Recently the government has passed an ordinance, the Industrial Relations ordinance (IRO) 2011, and has rightly earned kudos from the labor force of the country. This ordinance has been passed to fill some void created for the employees/working class coming under the federal government after labor issues were transferred to the provinces according to requirements of the 18th Amendment. However, rights, difficulties, predicaments, no-job injustices and sufferings faced by so-called white-collar job-holders and officers, whose numbers run into thousands, are not addressed. There is no proper and specific law to define and control their relationship with the employers or managements. There is no mechanism for them to resolve their job-related disputes. These people can, of course, form associations of their own, but these serve no real purpose.
Except for civil servants and unionized labor forces, all others are governed by an ‘unlegislated’, unspecified and ‘undocumented’ piece of rule called ‘master and servant rule’, which in various high court and Supreme Court decisions have been declared as against natural justice and against Islamic tenets (for example, 2000 PLC (C.S.) 796 and PLD 1990 Supreme Court 28 etc.).
Hundreds of petitions by employees are thrown by judges of various high courts, citing this dreadful ‘master ad servant rules.’

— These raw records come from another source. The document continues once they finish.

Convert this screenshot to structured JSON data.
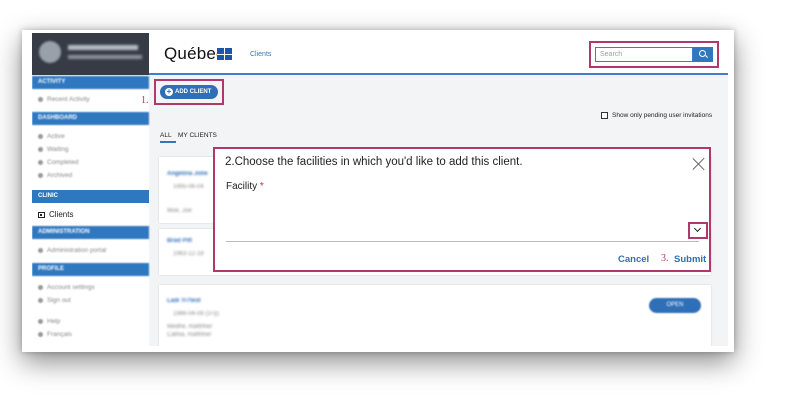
{
  "topbar": {
    "logo": "Québec",
    "nav_clients": "Clients",
    "search_placeholder": "Search"
  },
  "sidebar": {
    "user_name": "ADMIN ADMINISTRATOR",
    "user_email": "super.test+admin@test.ca",
    "sections": [
      {
        "label": "ACTIVITY"
      },
      {
        "label": "DASHBOARD"
      },
      {
        "label": "CLINIC"
      },
      {
        "label": "ADMINISTRATION"
      },
      {
        "label": "PROFILE"
      }
    ],
    "items": {
      "recent_activity": "Recent Activity",
      "active": "Active",
      "waiting": "Waiting",
      "completed": "Completed",
      "archived": "Archived",
      "clients": "Clients",
      "admin_portal": "Administration portal",
      "account_settings": "Account settings",
      "sign_out": "Sign out",
      "help": "Help",
      "francais": "Français"
    }
  },
  "main": {
    "add_client_label": "ADD CLIENT",
    "step1": "1.",
    "pending_label": "Show only pending user invitations",
    "tabs": [
      "ALL",
      "MY CLIENTS"
    ],
    "cards": [
      {
        "name": "Angelina Jolie",
        "line1": "1995-06-04",
        "line2": "Moe, Joe"
      },
      {
        "name": "Brad Pitt",
        "line1": "1963-12-18"
      },
      {
        "name": "Ladi Tr7test",
        "line1": "1986-04-08 (37y)",
        "line2": "Medhe, mafthher",
        "line3": "Cathia, mafthher",
        "open": "OPEN"
      }
    ]
  },
  "dialog": {
    "title": "2.Choose the facilities in which you'd like to add this client.",
    "facility_label": "Facility",
    "required_mark": "*",
    "cancel": "Cancel",
    "step3": "3.",
    "submit": "Submit"
  },
  "colors": {
    "accent": "#2f78c0",
    "annotation": "#b0386a",
    "sidebar_dark": "#363b45"
  }
}
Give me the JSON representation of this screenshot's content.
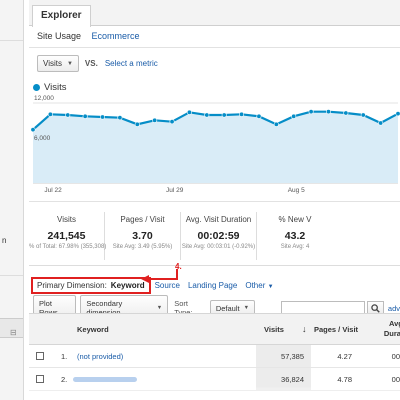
{
  "tabs": {
    "explorer": "Explorer"
  },
  "subtabs": {
    "site_usage": "Site Usage",
    "ecommerce": "Ecommerce"
  },
  "metric_select": {
    "value": "Visits",
    "vs": "VS.",
    "select_metric": "Select a metric"
  },
  "legend": {
    "series": "Visits",
    "color": "#058dc7"
  },
  "sidebar": {
    "partial_text": "n"
  },
  "chart_data": {
    "type": "area",
    "title": "",
    "series": [
      {
        "name": "Visits",
        "x": [
          "Jul 21",
          "Jul 22",
          "Jul 23",
          "Jul 24",
          "Jul 25",
          "Jul 26",
          "Jul 27",
          "Jul 28",
          "Jul 29",
          "Jul 30",
          "Jul 31",
          "Aug 1",
          "Aug 2",
          "Aug 3",
          "Aug 4",
          "Aug 5",
          "Aug 6",
          "Aug 7",
          "Aug 8",
          "Aug 9",
          "Aug 10",
          "Aug 11"
        ],
        "values": [
          8000,
          10300,
          10200,
          10000,
          9900,
          9800,
          8800,
          9400,
          9200,
          10600,
          10200,
          10200,
          10300,
          10000,
          8800,
          10000,
          10700,
          10700,
          10500,
          10200,
          9000,
          10400
        ]
      }
    ],
    "y_ticks": [
      "12,000",
      "6,000"
    ],
    "ylim": [
      0,
      12000
    ],
    "x_ticks": [
      "Jul 22",
      "Jul 29",
      "Aug 5"
    ],
    "grid": true,
    "color": "#058dc7"
  },
  "summary": [
    {
      "label": "Visits",
      "value": "241,545",
      "sub": "% of Total: 67.98% (355,308)"
    },
    {
      "label": "Pages / Visit",
      "value": "3.70",
      "sub": "Site Avg: 3.49 (5.95%)"
    },
    {
      "label": "Avg. Visit Duration",
      "value": "00:02:59",
      "sub": "Site Avg: 00:03:01 (-0.92%)"
    },
    {
      "label": "% New V",
      "value": "43.2",
      "sub": "Site Avg: 4"
    }
  ],
  "dimension": {
    "label": "Primary Dimension:",
    "active": "Keyword",
    "source": "Source",
    "landing_page": "Landing Page",
    "other": "Other",
    "annotation": "4."
  },
  "toolbar": {
    "plot_rows": "Plot Rows",
    "secondary_dimension": "Secondary dimension",
    "sort_type_label": "Sort Type:",
    "sort_type_value": "Default",
    "search_placeholder": "",
    "advanced": "adv"
  },
  "table": {
    "headers": {
      "keyword": "Keyword",
      "visits": "Visits",
      "pages_visit": "Pages / Visit",
      "avg_duration": "Avg. Duratio"
    },
    "sort_arrow": "↓",
    "rows": [
      {
        "index": "1.",
        "keyword": "(not provided)",
        "visits": "57,385",
        "pages_visit": "4.27",
        "duration": "00"
      },
      {
        "index": "2.",
        "keyword": "",
        "visits": "36,824",
        "pages_visit": "4.78",
        "duration": "00"
      }
    ]
  },
  "colors": {
    "accent": "#058dc7",
    "link": "#1a5ca8",
    "annotation": "#e02020"
  }
}
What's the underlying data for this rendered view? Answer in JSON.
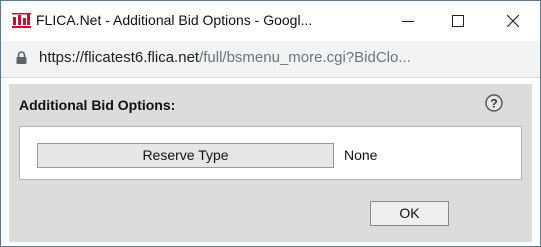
{
  "window": {
    "title": "FLICA.Net - Additional Bid Options - Googl...",
    "controls": {
      "minimize": "—",
      "maximize": "☐",
      "close": "✕"
    },
    "logo_text": "FLICA"
  },
  "address_bar": {
    "host": "https://flicatest6.flica.net",
    "path": "/full/bsmenu_more.cgi?BidClo..."
  },
  "dialog": {
    "heading": "Additional Bid Options:",
    "help_icon": "question-circle-icon",
    "reserve_type": {
      "button_label": "Reserve Type",
      "value": "None"
    },
    "ok_label": "OK"
  },
  "colors": {
    "content_bg": "#dcdcdc",
    "logo_red": "#c8102e",
    "frame": "#4f6f8f"
  }
}
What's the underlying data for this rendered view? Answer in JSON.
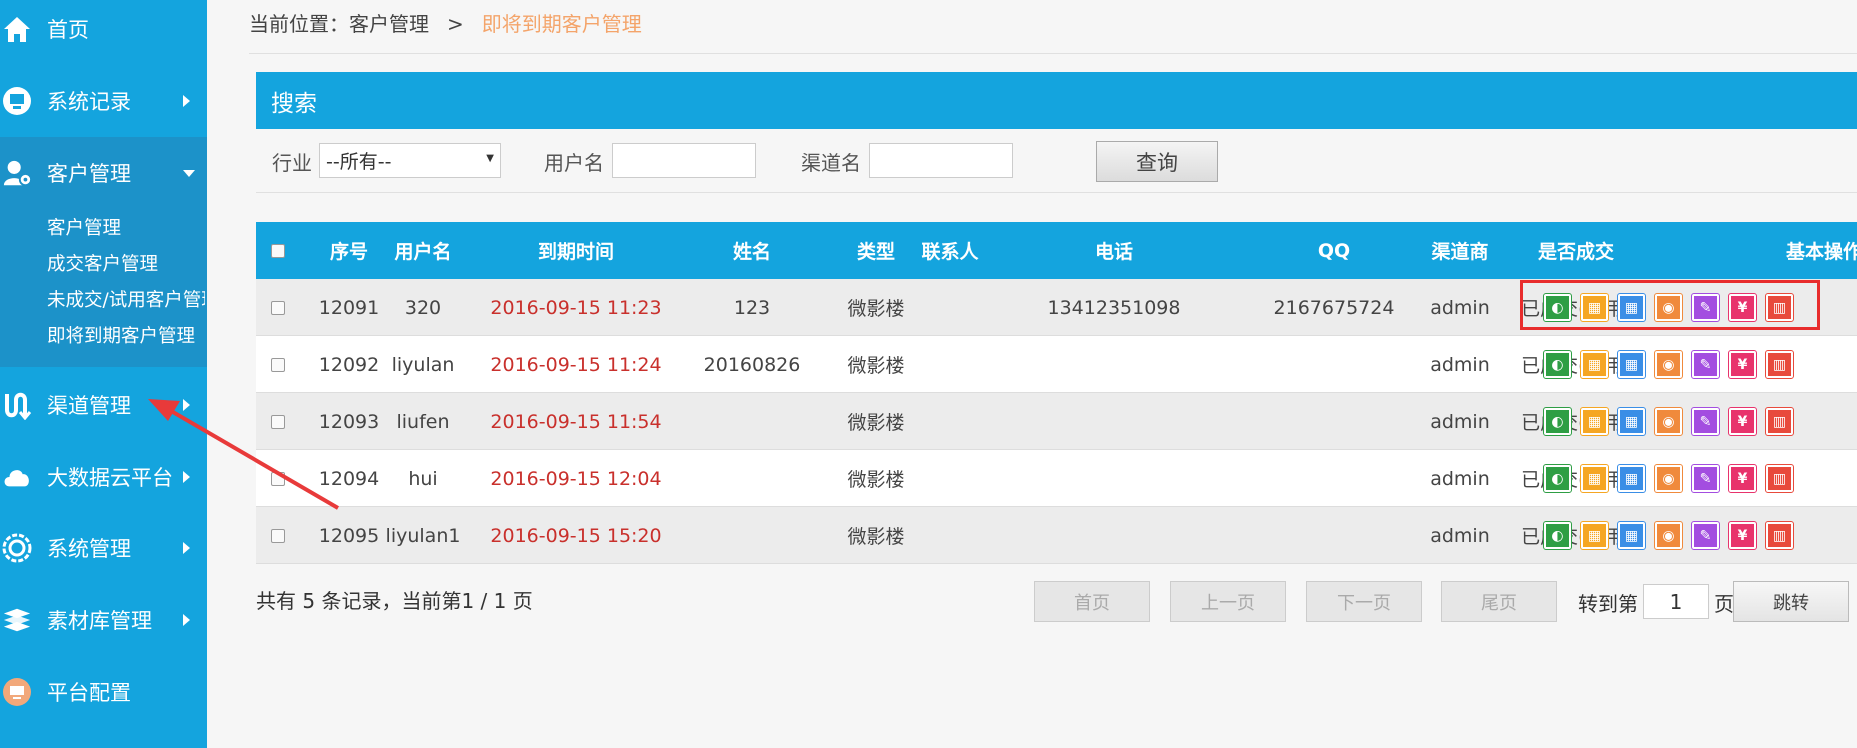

It may, however, be interesting to note that, the original ‘master and servant act’, when first enacted in England in 1867, gave the right of forming union to employees and workers. Under these act higher status workers, such as professionals, managers, clerks and agents, were never subject to the concept of master-servant relationship. In Pakistan, this rule is still used with impunity. For some time a vast majority of such unprotected bread-winners got some protection, thanks to the amended insertion of Section 2A in the Federal Service Tribunal Act 1973. But after Section 2A was declared ultra vires by the Supreme Court in January 2006, the fate of this category of employees got darkened forever.
It is said that, due to the striking down of Section 2A in the FST Act 1973, the fate of thousands of employees of such government-owned organizations had been very badly affected. But nobody from the government, or from among legislators, or the legal or the judges fraternity came out to give these people some forum to bask in the shine and warmth of the law. The government and all others must make laws for white-collar job-seekers.